Monday, July 20, 2020

Steve Stoute: ‘If Drake goes independent, the music business is over…’ | Music Ally

Shock news! The boss of a high-profile distributor that helps artists to operate outside the traditional label system reckons a big artist will soon decide to operate outside the traditional label system!

Steve Stoute offered his views on Drake during an online event hosted by his company, UnitedMasters, during a conversation with rapper Russ. And yes, his opinion isn’t shock news at all, but it’s worth thinking about nonetheless.

(You can watch the interview here: the Drake bit starts around 47 minutes in.)

“I said this before, and it’s about to come out in the next six months. Drake is about to get the biggest bag in the history of the music business by far,” said Stoute, before musing on the threat of such a move for major labels. “They don’t want that to happen, because the day that that happens, you might as well close the business down. If Drake goes independent, the music business is over!”

Russ actually set Stoute off on this topic with his views. “If Drake right now, completely independent, if Drake right now posts… a picture on the ‘gram of his new album, ‘link in bio’. F**k a link in bio! ‘New album out, fully independent’. Drake will make f**king 10 million dollars a week for f**king 60 weeks!” he said, later reflecting on the theoretical economics of spending $50k to record a track that “you’re making a million dollars a week off that song for life!”

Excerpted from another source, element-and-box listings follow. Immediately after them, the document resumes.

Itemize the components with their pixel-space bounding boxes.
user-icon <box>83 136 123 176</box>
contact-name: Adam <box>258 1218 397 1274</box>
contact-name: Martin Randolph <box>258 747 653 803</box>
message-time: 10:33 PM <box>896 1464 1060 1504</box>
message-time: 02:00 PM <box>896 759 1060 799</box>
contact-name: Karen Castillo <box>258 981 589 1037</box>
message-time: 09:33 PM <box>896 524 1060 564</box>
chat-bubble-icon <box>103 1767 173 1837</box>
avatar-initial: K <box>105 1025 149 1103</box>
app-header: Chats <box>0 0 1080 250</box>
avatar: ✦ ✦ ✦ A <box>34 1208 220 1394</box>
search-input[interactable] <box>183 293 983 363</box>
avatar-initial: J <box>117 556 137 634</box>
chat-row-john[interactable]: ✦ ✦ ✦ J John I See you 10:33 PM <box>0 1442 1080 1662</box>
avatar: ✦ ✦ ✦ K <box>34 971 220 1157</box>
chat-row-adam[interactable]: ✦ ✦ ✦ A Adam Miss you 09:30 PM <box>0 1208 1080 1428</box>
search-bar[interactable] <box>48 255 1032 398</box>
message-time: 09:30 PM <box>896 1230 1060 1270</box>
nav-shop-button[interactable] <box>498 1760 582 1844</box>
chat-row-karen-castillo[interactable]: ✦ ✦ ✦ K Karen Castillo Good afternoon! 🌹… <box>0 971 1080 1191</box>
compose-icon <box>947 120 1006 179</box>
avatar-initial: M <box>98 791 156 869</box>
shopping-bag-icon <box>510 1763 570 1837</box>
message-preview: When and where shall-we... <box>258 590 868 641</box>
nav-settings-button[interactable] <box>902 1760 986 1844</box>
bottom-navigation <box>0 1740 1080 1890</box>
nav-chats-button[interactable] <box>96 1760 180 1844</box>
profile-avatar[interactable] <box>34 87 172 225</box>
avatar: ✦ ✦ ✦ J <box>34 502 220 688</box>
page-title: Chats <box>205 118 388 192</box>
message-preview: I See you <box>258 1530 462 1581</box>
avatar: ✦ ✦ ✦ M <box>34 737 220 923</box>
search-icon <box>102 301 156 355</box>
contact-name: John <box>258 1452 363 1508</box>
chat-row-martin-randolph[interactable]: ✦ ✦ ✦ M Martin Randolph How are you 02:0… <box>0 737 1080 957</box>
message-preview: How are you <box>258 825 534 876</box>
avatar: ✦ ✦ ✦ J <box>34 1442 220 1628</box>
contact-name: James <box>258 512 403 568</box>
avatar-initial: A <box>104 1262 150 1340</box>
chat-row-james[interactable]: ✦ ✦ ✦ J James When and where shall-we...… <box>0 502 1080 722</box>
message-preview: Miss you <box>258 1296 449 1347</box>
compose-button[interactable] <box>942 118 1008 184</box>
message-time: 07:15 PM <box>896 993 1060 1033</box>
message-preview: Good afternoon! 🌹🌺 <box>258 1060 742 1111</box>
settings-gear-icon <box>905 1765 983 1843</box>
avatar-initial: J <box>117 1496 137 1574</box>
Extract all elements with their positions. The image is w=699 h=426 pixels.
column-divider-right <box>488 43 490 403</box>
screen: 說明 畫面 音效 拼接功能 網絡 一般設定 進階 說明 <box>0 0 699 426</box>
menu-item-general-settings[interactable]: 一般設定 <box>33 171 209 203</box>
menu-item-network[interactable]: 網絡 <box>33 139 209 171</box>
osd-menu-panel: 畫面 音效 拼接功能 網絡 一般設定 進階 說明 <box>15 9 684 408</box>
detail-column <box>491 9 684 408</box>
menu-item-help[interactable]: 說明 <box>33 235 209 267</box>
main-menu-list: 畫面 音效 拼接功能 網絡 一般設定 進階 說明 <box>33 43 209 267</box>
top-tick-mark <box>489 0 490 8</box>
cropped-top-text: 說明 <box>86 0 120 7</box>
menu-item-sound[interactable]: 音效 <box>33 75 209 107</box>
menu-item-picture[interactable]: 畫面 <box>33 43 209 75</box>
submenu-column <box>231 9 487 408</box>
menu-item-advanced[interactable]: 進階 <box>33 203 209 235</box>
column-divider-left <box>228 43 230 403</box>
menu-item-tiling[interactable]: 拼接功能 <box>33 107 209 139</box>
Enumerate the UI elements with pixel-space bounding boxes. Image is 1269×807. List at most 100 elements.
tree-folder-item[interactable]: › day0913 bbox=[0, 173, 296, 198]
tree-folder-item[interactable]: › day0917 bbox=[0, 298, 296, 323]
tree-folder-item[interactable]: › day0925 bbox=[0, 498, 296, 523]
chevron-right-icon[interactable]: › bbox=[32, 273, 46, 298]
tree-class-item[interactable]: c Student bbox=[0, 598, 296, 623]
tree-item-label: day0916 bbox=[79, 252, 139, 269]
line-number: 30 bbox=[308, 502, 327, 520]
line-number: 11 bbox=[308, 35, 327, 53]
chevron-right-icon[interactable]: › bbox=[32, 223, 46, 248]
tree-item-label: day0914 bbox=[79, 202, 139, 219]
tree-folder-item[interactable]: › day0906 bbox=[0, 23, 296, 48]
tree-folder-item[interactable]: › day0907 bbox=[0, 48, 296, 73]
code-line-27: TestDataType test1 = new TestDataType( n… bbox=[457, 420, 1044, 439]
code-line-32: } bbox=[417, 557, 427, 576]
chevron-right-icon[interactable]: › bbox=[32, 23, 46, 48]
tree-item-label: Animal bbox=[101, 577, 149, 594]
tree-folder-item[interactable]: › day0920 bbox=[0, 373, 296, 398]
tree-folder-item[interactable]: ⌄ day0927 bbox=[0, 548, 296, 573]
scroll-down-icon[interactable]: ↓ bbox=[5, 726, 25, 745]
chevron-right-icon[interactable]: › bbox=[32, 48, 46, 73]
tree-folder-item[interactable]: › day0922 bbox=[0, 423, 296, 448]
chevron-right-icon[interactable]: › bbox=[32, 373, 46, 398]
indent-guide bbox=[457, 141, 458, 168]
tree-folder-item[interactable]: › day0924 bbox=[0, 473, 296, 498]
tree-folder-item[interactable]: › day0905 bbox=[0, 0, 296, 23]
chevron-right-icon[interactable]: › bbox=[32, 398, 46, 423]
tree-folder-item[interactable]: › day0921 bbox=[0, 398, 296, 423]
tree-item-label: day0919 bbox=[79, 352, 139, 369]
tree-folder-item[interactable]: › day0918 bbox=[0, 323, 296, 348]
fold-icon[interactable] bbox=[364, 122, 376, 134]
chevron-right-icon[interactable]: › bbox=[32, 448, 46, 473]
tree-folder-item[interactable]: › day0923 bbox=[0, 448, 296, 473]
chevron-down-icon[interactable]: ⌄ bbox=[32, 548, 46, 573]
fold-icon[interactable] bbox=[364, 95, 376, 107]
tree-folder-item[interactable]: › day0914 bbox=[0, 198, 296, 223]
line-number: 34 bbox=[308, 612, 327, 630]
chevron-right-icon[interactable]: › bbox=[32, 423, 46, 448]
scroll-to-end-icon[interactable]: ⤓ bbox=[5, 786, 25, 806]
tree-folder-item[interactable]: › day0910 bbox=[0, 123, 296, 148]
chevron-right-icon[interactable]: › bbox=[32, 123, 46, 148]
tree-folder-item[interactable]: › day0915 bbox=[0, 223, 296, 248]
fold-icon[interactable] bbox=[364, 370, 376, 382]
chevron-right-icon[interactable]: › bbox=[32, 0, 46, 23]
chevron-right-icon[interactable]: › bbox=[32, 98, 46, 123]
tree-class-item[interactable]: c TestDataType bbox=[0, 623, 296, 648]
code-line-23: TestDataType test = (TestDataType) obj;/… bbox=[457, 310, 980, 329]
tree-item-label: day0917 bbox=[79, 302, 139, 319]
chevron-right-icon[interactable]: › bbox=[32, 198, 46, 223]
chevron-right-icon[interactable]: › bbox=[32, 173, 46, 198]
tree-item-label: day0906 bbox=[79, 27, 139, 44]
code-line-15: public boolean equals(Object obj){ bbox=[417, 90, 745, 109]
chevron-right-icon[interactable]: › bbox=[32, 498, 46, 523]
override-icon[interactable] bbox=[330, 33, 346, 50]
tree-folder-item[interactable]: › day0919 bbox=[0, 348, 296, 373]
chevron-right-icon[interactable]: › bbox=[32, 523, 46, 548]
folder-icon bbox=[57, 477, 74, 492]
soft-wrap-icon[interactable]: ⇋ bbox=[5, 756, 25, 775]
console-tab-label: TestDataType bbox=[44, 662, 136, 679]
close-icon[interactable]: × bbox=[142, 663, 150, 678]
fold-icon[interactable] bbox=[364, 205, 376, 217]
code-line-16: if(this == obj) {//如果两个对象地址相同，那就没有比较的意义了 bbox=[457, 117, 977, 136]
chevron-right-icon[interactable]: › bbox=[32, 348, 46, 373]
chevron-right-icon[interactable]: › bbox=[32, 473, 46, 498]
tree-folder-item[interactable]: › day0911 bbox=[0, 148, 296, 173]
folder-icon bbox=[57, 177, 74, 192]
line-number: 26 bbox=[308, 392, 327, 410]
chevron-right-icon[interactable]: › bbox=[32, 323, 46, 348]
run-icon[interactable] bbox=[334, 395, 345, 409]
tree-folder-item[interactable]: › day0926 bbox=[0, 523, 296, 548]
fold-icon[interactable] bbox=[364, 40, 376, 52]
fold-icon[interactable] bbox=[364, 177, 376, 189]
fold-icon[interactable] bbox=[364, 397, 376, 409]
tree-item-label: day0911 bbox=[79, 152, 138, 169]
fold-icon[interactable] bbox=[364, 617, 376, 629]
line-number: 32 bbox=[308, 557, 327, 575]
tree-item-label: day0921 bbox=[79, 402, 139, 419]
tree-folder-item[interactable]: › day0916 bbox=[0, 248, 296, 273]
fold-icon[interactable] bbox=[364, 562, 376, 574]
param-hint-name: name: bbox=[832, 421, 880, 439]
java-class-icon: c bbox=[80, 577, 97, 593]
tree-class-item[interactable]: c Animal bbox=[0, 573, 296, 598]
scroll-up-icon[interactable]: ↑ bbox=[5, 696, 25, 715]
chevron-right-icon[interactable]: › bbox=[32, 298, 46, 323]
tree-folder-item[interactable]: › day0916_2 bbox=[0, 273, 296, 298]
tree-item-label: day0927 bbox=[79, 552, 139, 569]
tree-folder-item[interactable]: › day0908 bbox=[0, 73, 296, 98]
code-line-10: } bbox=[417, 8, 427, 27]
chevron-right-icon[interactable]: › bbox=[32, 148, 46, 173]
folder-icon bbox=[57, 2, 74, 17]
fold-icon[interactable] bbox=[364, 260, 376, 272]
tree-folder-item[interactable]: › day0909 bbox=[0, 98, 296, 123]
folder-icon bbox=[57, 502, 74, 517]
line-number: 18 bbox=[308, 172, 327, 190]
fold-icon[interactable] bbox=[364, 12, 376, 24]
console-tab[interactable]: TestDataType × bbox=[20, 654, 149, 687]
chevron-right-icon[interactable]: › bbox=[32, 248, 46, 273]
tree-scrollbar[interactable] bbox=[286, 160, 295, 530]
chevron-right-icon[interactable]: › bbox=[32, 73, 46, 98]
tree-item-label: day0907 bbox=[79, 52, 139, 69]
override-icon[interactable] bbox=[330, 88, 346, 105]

‘Will Drake go independent?’ has the makings of an industry cliffhanger for sure, given his status as one of the artists most emblematic of the streaming era.

Note, it’s not a new cliffhanger: two years ago Variety was speculating about “what Drake could rake as a free agent on the open market” after rumours that his existing deal with Young Money/Cash Money (distributed by UMG’s Republic Records) had run its course. A major label deal; a Live Nation touring package; and a ‘direct to DSP’ exclusive with a streaming service were the three options analysed in that article.

Since then, his releases have included ‘Care Package’ (ownership: OVO, the label Drake co-founded in 2012); ‘The Best In The World Pack’ (ownership: Drake’s own Frozen Moments company, under exclusive licence to Republic Records); ‘Toosie Slide’ (ownership: Drake’s OVO, under exclusive licence to Republic Records).

The idea of ‘independent or signed’ is a false binary. Drake is one of the growing number of high-profile artists with the clout to operate independently but also harness the marketing muscle of a major through a licensing deal.

It would certainly make headlines if an artist of Drake’s popularity decided he didn’t need a major label at all. But the bigger change for the music business – the reason it isn’t “over” just yet – is that major labels have been undergoing necessary evolution.

That includes the label services / licensing partnerships already being used for stars like Drake, as well as a new-found flexibility even around masters ownership (see: Taylor Swift) in response to the changing environment.

Stoute and his company are one of the entities helping to pull the industry into these interesting new positions, and while UnitedMasters’ focus is on emerging artists, we would never rule him out of persuading huge established acts of the merits of full independence.

We certainly agree with him on one point: whatever Drake decides to do with his next album – be it a major deal; a label services agreement; the DIY route; something new involving institutional capital – he’ll be getting a very, very big bag of cash.